I know that will never happen, but I think that a vote that requires a supermajority of women on an issue as consequential for women as this one, will be the best way to prevent the absolutists on the Left or the Right from setting the policy.
5/8/22 Update: Douthat supports my assertion that Roe initiated the culture wars:
A nationalized abortion debate split America along two especially dangerous lines of fracture, class and religion. Though liberals often insist that they are championing abortion rights on behalf of the poor and marginalized, the reality is that poorer and less-educated Americans are more likely to be pro-life, while the rich and well-educated are more likely to be pro-choice. Likewise, though pro-lifers stress the secular arguments against abortion, the reality is that Christian beliefs are one the best predictors of anti-abortion sentiment.
So the sorting that defines our politics today — a right that’s working-class, rural and religious, a liberalism of the city and the secular and the managerial class — was accelerated by the divisions over Roe.
And the way Roe was decided made this polarization worse. From the perspective of geography and class, a group of robed lawyers in Washington, D.C., demanding that the country simply accept their settlement on one of the gravest moral questions imaginable is the perfect primer for a populist revolt. What has happened in similar ways with other issues — immigration, most notably — happened with abortion first: The elite settlement failed to settle the issue, and the backlash encompassed not just the issue itself but elite legitimacy writ large.
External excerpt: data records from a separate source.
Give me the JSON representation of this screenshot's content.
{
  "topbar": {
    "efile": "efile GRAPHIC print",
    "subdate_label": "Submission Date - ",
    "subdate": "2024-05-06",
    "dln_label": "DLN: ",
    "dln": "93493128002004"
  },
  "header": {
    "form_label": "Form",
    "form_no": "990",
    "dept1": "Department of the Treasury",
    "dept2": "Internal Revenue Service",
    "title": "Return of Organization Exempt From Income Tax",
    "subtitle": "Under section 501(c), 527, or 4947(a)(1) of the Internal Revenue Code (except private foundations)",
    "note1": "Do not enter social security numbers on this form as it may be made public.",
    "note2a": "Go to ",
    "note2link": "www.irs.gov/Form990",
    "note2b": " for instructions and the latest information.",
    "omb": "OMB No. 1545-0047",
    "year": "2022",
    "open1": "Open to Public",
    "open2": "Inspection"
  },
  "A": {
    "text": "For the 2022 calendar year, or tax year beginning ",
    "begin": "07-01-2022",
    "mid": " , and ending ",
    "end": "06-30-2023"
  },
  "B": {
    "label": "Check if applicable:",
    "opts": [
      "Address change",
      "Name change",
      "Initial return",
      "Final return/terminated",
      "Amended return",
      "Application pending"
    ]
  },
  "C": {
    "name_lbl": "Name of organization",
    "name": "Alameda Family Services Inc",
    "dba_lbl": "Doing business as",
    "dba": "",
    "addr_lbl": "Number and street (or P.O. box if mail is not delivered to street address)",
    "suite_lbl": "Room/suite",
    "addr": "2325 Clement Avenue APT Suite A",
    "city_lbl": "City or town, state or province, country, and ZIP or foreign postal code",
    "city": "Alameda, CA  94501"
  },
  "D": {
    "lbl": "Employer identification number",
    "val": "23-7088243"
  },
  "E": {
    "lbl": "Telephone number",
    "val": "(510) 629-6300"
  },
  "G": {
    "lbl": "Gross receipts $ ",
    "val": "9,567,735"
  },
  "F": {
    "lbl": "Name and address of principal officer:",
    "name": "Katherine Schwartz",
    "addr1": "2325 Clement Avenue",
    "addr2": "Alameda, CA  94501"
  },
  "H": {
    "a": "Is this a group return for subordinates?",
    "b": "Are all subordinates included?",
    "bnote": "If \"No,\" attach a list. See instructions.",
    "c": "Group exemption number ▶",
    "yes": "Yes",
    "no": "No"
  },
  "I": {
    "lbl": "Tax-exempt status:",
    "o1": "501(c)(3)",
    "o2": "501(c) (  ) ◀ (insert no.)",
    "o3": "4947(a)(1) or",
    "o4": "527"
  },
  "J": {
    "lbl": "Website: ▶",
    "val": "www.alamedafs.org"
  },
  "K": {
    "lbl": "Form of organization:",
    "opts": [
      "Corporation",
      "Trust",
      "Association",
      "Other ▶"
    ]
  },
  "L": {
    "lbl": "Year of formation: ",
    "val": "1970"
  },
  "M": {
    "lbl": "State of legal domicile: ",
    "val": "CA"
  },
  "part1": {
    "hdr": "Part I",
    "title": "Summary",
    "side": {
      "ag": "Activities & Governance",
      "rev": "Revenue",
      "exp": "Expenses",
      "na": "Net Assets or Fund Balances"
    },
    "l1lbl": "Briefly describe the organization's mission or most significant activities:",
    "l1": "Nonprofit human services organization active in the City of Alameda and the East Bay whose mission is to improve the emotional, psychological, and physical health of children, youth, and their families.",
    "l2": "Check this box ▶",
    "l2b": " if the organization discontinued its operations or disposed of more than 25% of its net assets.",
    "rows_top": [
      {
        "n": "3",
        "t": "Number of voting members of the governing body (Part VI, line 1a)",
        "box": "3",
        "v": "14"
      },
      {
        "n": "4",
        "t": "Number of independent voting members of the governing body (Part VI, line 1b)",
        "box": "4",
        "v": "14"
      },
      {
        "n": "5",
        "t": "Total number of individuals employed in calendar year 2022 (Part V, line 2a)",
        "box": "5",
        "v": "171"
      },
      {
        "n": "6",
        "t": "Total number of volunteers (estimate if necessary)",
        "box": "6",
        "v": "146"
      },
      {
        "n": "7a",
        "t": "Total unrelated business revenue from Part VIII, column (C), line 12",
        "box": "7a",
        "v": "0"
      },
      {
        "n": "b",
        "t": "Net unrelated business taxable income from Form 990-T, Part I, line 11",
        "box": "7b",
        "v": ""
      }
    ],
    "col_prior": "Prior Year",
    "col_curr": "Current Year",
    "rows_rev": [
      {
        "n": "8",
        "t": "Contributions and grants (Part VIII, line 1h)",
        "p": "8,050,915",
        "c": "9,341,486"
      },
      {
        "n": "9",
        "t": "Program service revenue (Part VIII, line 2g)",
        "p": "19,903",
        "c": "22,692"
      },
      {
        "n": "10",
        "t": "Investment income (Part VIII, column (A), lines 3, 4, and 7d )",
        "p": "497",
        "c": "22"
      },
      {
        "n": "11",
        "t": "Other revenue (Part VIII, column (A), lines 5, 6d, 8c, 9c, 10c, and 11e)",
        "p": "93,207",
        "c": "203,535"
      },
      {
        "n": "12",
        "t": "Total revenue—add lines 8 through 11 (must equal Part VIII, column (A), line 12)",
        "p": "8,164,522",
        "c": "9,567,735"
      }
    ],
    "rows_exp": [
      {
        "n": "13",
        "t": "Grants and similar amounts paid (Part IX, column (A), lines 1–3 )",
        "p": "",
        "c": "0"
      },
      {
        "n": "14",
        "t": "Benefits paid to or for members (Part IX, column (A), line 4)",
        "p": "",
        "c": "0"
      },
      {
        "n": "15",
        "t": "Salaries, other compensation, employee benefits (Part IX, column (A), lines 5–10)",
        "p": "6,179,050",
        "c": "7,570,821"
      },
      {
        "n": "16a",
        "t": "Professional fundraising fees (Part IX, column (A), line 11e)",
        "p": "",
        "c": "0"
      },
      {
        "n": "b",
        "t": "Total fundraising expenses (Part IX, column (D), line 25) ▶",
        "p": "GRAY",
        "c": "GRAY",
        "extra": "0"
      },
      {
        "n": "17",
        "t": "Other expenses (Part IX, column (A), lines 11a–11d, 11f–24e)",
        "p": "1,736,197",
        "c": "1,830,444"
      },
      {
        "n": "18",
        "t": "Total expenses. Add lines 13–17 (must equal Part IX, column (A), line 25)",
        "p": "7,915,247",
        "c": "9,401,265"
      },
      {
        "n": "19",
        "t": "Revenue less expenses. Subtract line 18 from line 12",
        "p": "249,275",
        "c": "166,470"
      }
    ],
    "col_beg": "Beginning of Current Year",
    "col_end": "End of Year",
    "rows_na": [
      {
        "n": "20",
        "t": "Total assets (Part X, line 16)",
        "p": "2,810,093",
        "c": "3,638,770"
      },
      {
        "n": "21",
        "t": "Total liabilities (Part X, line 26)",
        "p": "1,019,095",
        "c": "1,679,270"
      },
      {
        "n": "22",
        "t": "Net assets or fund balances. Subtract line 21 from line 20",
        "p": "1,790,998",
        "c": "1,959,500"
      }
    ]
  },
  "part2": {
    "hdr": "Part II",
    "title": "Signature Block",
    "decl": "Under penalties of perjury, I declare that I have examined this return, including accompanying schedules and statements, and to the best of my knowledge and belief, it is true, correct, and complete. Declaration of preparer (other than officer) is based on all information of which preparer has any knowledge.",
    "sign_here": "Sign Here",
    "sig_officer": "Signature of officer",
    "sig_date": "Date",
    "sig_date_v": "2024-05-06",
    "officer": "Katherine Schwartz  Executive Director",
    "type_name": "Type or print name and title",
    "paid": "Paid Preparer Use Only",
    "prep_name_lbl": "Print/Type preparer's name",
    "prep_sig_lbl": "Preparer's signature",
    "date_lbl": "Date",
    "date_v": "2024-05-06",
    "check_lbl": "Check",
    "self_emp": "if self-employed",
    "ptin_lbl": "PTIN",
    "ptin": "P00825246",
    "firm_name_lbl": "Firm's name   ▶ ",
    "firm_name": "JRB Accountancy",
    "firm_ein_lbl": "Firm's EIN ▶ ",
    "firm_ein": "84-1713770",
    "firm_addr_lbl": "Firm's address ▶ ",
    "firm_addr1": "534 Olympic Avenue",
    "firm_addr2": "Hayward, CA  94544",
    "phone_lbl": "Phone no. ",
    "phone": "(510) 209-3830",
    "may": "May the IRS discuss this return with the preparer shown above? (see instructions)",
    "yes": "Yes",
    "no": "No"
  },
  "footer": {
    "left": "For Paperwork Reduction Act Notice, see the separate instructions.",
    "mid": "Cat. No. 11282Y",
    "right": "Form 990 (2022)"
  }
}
From the perspective of religion, meanwhile, by constitutionalizing the issue Roe didn’t just hand a normal political defeat to the pro-life side; it seemed to read their core convictions out of the American constitutional order entirely, seeding a religious alienation that continues to bear bitter fruit today. And the timing was particularly unfortunate: When Roe was handed down, both Catholicism and evangelicalism had just passed through periods of reform and modernization that promised a reconciliation between Christian faith and liberal modernity. Then immediately, liberal modernity changed its demands and made them all-or-nothing, making the moral price of admission more than many Christians could reasonably pay.